Has the mechanic tried rotating various pulleys on different accessories with the belt in place to make sure the pulley is actually getting a good bite on the belt?
A pulley should be difficult to turn by hand with a small ratchet/socket.

Sometimes the ribs on the pulleys can wear down and this can prevent the belt from grabbing onto the pulley firmly. A little special attention to the alternator pulley might be a good idea.

I had a Dodge Caravan and the stock tensioner was always a weak spot. The third time it went out I had a Goodyear Accu-DRIVE tensioner installed and never had a problem afterwards. This is one time where an aftermarket part was superior to the OEM part.

Get an automotive stethoscope and probe around to see if you can pinpoint that noise.
Maybe one of the things on the belt has a bad bearing.

You shouldn’t have to use goo on your belt.

You lubricate your serpentine belt every 150-200 miles?
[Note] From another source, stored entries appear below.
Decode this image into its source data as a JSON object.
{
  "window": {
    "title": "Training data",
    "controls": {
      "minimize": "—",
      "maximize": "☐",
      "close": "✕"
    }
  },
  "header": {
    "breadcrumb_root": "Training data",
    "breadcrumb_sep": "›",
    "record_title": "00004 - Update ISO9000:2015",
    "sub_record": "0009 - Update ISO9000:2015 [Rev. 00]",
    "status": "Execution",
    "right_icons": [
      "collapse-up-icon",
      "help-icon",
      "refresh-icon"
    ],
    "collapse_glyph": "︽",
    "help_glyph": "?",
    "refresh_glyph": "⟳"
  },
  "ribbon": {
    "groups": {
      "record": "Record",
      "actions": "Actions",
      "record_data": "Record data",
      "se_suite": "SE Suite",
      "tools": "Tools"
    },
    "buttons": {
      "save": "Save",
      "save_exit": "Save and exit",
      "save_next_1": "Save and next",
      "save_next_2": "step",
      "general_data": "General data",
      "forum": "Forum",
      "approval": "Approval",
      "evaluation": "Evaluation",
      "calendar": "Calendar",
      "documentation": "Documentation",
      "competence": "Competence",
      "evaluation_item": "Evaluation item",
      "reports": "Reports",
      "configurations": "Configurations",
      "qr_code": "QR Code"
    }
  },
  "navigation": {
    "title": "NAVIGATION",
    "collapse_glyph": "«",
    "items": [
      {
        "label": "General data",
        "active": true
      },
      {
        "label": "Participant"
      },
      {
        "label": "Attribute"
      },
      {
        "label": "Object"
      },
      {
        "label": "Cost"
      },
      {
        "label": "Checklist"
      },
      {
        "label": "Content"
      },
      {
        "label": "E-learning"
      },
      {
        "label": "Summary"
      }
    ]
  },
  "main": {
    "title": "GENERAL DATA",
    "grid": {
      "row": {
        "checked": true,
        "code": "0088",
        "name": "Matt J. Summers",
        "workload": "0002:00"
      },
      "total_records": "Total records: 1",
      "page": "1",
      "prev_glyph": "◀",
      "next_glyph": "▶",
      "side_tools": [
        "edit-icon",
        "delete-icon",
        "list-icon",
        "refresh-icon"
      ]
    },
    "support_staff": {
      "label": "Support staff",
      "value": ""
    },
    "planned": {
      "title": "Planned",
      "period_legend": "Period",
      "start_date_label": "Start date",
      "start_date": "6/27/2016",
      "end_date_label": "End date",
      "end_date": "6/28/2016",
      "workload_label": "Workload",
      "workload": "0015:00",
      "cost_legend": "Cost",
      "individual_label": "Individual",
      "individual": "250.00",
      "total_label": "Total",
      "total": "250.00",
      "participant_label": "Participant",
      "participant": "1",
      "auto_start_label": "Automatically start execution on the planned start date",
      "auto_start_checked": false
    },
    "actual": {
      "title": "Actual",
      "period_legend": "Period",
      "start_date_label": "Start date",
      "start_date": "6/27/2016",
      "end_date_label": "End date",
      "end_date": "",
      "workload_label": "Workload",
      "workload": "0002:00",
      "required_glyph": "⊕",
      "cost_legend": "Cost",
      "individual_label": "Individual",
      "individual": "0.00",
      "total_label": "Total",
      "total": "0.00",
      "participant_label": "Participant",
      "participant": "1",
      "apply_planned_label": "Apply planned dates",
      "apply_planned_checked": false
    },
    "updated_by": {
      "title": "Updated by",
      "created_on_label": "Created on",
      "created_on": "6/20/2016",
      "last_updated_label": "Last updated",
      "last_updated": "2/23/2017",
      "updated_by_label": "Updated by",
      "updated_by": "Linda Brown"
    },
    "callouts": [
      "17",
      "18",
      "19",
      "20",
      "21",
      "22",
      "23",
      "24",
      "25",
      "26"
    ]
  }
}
No WONDER you’re having trouble!

Bottom line: you should NOT be lubricating your serpentine belt. For a serp belt to operate properly you NEED FRICTION. Lubricants REDUCE FRICTION. Silicone lubricant reduces friction very well. BAD for serpentine belts.

The Sil-Gel manufacturer says it is safe for serpentine belts meaning that it will not harm serpentine belts if you use it elsewhere and accidentally get some one the belt. They’re not telling you that it should be used on belts.

My recommendatiob is to clean your pulleys with a citrus-based cleaner, rinse well, then install a new serp belt and never again lube it. Ever.